64-bit: More than just the RAM

Instructions? We don't need no stinkin' instructions!

So, we've covered the memory addressing issues. We're done, right? Not even close.

The memory issue is by far the most visible aspect of 64-bit computing, which is probably why it is touted as the only thing that is different. However, being able to use qwords instead of dwords means a lot more than just a longer address of where to stick the data - it means a longer string of instructions explaining what to do with that data, and also a bigger chunk of the data itself.

Instructions in the 64-bit desktop world come in the flavour of the x86-64 group, known as AMD64 and EM64T (Intel's version). It is worth noting that Intel actually copied almost all of EM64T from AMD64, so these two sets are pretty much the same. However, neither should be confused with IA-64, which is the Intel Itanium instruction set. This is currently the only true 64-bit instruction set in general use today, and AMD has no true 64-bit processors.

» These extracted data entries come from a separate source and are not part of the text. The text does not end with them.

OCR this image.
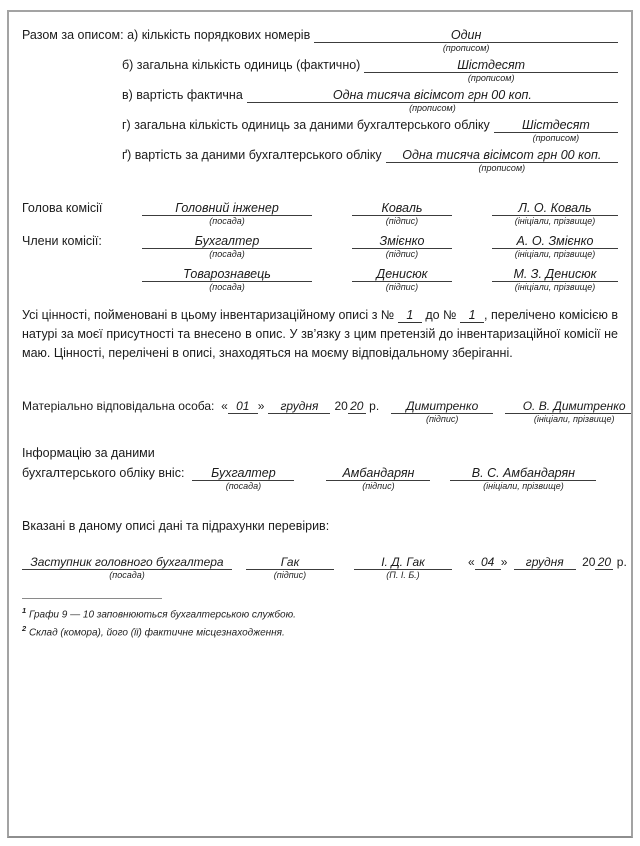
Разом за описом:
а) кількість порядкових номерів	Один
(прописом)
б) загальна кількість одиниць (фактично)	Шістдесят
(прописом)
в) вартість фактична	Одна тисяча вісімсот грн 00 коп.
(прописом)
г) загальна кількість одиниць за даними бухгалтерського обліку	Шістдесят
(прописом)
ґ) вартість за даними бухгалтерського обліку	Одна тисяча вісімсот грн 00 коп.
(прописом)
Голова комісії	Головний інженер
(посада)
Коваль
(підпис)
Л. О. Коваль
(ініціали, прізвище)
Члени комісії:	Бухгалтер
(посада)
Змієнко
(підпис)
А. О. Змієнко
(ініціали, прізвище)
Товарознавець
(посада)
Денисюк
(підпис)
М. З. Денисюк
(ініціали, прізвище)

Усі цінності, пойменовані в цьому інвентаризаційному описі з № 1 до № 1 , перелічено комісією в натурі за моєї присутності та внесено в опис. У зв’язку з цим претензій до інвентаризаційної комісії не маю. Цінності, перелічені в описі, знаходяться на моєму відповідальному зберіганні.

Матеріально відповідальна особа:
« 01 »	грудня	20 20
р.	Димитренко
(підпис)
О. В. Димитренко
(ініціали, прізвище)
Інформацію за даними
бухгалтерського обліку вніс:	Бухгалтер
(посада)
Амбандарян
(підпис)
В. С. Амбандарян
(ініціали, прізвище)
Вказані в даному описі дані та підрахунки перевірив:
Заступник головного бухгалтера
(посада)
Гак
(підпис)
І. Д. Гак
(П. І. Б.)
« 04 » грудня 20 20 р.
$^1$ Графи 9 — 10 заповнюються бухгалтерською службою.
$^2$ Склад (комора), його (її) фактичне місцезнаходження.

Though AMD had been using x86-64 instructions since 2003, Intel did not bring its first x86-64 compatible chips to life until the Prescott series in the middle of 2004. Since the release of the Core microarchitecture, Intel has renamed its version to Intel 64, and it is supported on all Core chips.

AMD64/Intel 64 brings quite a benefit to the x86 world. For starters, x86-64 contains a huge step forward for programmers with the introduction of "relative pointers." Without going into an entire programming explanation, pointers are reference points in code (in this case we are referring to the translated machine code, or assembly) that tell a program where to go next or look for its next piece of data. These pointers previously needed to be absolute, meaning that you needed to know the exact memory address or register that you were wanting to access.

This type of programming can be very inefficient, as it requires an absolute understanding of which addresses and registers are free at the time. If that for some reason was already full or was otherwise unable to be written, the program would crash due to a general protection fault. It also meant that little program pieces were strewn about free memory addresses and registers rather than intelligently organised.

By making use of the relative pointers, each program is capable of running in its own "virtual space" rather than in an absolute position within the CPU and memory. This makes program loading and unloading significantly more efficient and organised at the machine-code level, which can speed up memory- or computation-heavy processes significantly as compared to 32-bit execution.

One of the most controversial features of the x86-64 instruction set has been the addition of an instruction known as the NX Bit. This is a kernel security feature, and is short for "No eXecute". By using the NX bit to flag various registers and memory addresses, it is possible for an operating system to prevent code from being executed without a fault - think of it as a "write protect" switch for registers and memory.

The NX bit was implemented to help prevent one of the weaknesses of the x86 architecture ever since the 286 - buffer overruns. Of course, there have been various other theorised uses for the NX bit, including (but not limited to) its possible use as a hardware-level DRM.

On top of this, there are even some benefits to 32-bit code executed on 64-bit systems. Both Intel and AMD processors have the ability to "double up" certain 32-bit instructions, running two commands at once instead one command per clock. Though this isn't universally functional for all instructions or data, it can provide some nice little speed enhancements over the aggregate of a program running.

Feed me, Seymour!

All of the instructions, increased maximum data sizes and memory addresses won't do any good without the ability for the rest of the system to transport the same size chunks of information. In particular, data has to be able to flow between the northbridge, RAM and CPU with at least the same data width in order for 64-bit extensions to function well.

Fortunately, bus width is something that seems to largely stay a step ahead of the curve. All northbridge chipsets on the Intel side since the G915 have supported a full 64-bit bus, as have most A64 chipsets since Nvidia's nForce3 chipset.

For Intel, memory bandwidth has been more of a problem due to the lack of an integrated memory controller, causing a greater slowdown as data and instructions get routed through the northbridge before being stored in memory.

However, AMD's HyperTransport system has come with its own weaknesses - in order to comply with 32-bit execution, HyperTransport sends a pair of 32-bit words. In order to link the two words together, a few bits from each word are used as a common identifier. By the time the system is done flagging each word as part of a memory address, illustrating whether the address is an NX space or not and adds the linking bits, the 64-bit bus can only use 40-bit memory addresses.

Real-world decreases in memory addressing from 64-bit down to 40-bit are tremendous, but assuredly well beyond what any user is likely to encounter. We're talking a decrease from 16 exabytes to somewhere in the neighbourhood of 1TB - still far more RAM than modern desktops will have in the foreseeable future, and likely well in excess of what will be readily available even by the turn of 128-bit processing.